You are viewing a plain text version of this content. The canonical link for it is here.
Posted to user@sqoop.apache.org by Greg Lindholm <gr...@gmail.com> on 2018/02/14 21:49:43 UTC

Sqoop import with HCatalog on AWS EMR

Hi Sqoop Users,

I was attempting to Sqoop import with HCat on an AWS EMR cluster.
I was importing from a MySQL database and writing to a S3 location.

sudo sqoop import \
  --connect jdbc:mysql://xxx.us-east-2.compute.amazonaws.com:3306/test1 \
  --username xxx -P\
  --table sampledata1 \
  --hcatalog-database greg3 \
  --hcatalog-table sampledata1_orc1 \
  --create-hcatalog-table \
  --hcatalog-storage-stanza 'stored as orc'

The database (greg3) was created in hive with a location to an S3 bucket.

The sqoop job would run and succeed but the data file was never being
written.
The table was created correctly in Hive HCatalog and the table folders were
created on S3 but no data file was being written.

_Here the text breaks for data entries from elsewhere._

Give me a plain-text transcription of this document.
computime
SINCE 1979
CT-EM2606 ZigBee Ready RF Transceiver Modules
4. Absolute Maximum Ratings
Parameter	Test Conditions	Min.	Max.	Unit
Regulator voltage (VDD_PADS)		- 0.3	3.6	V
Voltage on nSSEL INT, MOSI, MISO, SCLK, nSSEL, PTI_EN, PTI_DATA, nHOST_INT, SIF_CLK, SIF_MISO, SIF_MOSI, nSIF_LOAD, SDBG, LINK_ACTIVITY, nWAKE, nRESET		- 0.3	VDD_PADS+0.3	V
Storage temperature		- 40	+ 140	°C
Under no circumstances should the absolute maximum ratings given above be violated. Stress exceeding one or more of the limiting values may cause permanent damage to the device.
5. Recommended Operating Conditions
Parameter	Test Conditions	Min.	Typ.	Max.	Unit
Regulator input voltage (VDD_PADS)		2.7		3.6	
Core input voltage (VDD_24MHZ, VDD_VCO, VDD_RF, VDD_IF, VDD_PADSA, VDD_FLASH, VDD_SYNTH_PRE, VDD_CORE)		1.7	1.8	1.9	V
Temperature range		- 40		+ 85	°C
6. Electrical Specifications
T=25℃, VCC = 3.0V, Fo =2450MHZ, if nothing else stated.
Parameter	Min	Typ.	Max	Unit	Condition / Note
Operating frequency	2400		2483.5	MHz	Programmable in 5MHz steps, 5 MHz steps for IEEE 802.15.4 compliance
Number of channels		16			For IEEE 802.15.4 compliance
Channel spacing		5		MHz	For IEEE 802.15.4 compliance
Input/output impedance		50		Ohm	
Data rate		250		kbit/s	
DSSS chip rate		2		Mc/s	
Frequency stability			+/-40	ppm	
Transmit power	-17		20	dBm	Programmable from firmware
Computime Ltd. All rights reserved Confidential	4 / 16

I found the solution buried in a page on HCatalog under EMR.

You have to set these mapred config values to "Disable Direct Write When
Using HCatalog HStorer"

  -Dmapred.output.direct.NativeS3FileSystem=false \
  -Dmapred.output.direct.EmrFileSystem=false \

Here is the link:
https://docs.aws.amazon.com/emr/latest/ReleaseGuide/emr-hcatalog-using.html

Hopefully this will save someone else a lot of trouble.

/Greg